Starosta jeleniogórski, Jacek Włodyga tłumaczył, że jego działania będą zmierzały w kierunku przekazania przychodni Karpaczowi. Wyjaśnił, że w tej sprawie kontaktuje się z burmistrzem miasta. Istotne jest bowiem, żeby powiat zyskał na transakcji. – Jako starosta muszę dbać o interesy wszystkich gmin, które należą do powiatu jeleniogórskiego, a nie jednej – mówi Jacek Włodyga.
Z nieoficjalnych rozmów wynika, że rozwiązaniem w tej sprawie byłoby wprowadzenie zmian w działalność schroniska Liczyrzepa, które miasto Karpacz przekazało powiatowi, jako darowiznę. Obecnie nie przynosi ono zysków. Zmieniłoby się to, gdyby budynek stał się obiektem typowo hotelarskim. W tej sprawie w najbliższym czasie będą toczyć się rozmowy.
We wczorajszej sesji nadzwyczajnej uczestniczyli radni Karpacza. – Najważniejsza jest lokalizacja przychodni, do której przyzwyczajeni są wszyscy mieszkańcy. Obiekt znajduje się niedaleko od centrum i bez problemu można do niego dojechać – mówili radni. Samorządowcy zagwarantowali także, że są w stanie przeprowadzić remont budynku, który obecnie jest w fatalnym stanie.
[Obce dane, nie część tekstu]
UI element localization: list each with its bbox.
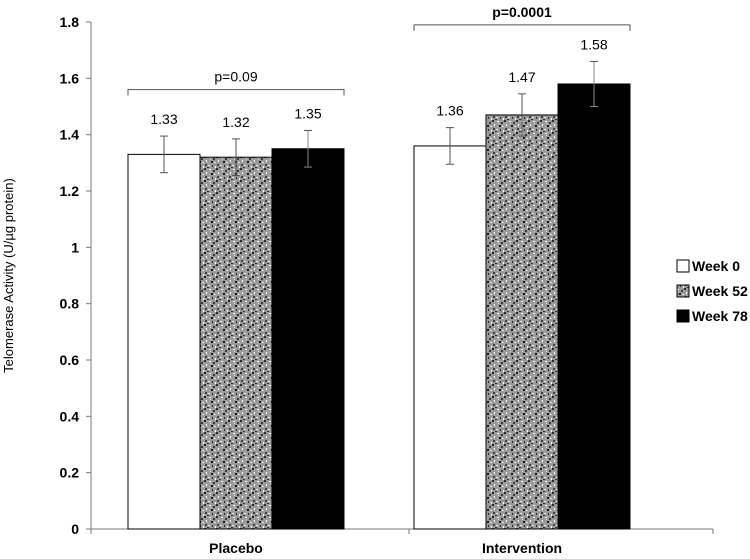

O tym, czy karpaczanie faktycznie wywalczą swoją przychodnię dowiemy się w przyszłym roku. Szansa jest jednak duża, bo obecnie popierają ich zarówno radni z klubu PiS, jak i pozostali samorządowcy oraz zarząd powiatu.
Nie przyjęto jednak uchwały, dzięki której władze powiatu miały wyrazić wolę oddania obiektu miastu jako darowizny. Większość rajców uznała bowiem, że jest ona niezgodna z prawem. Inne zdanie na ten temat mają członkowie Prawa i Sprawiedliwości. Według nich nie została uchwalona, ponieważ była to ich inicjatywa, a nie pozostałych samorządowców.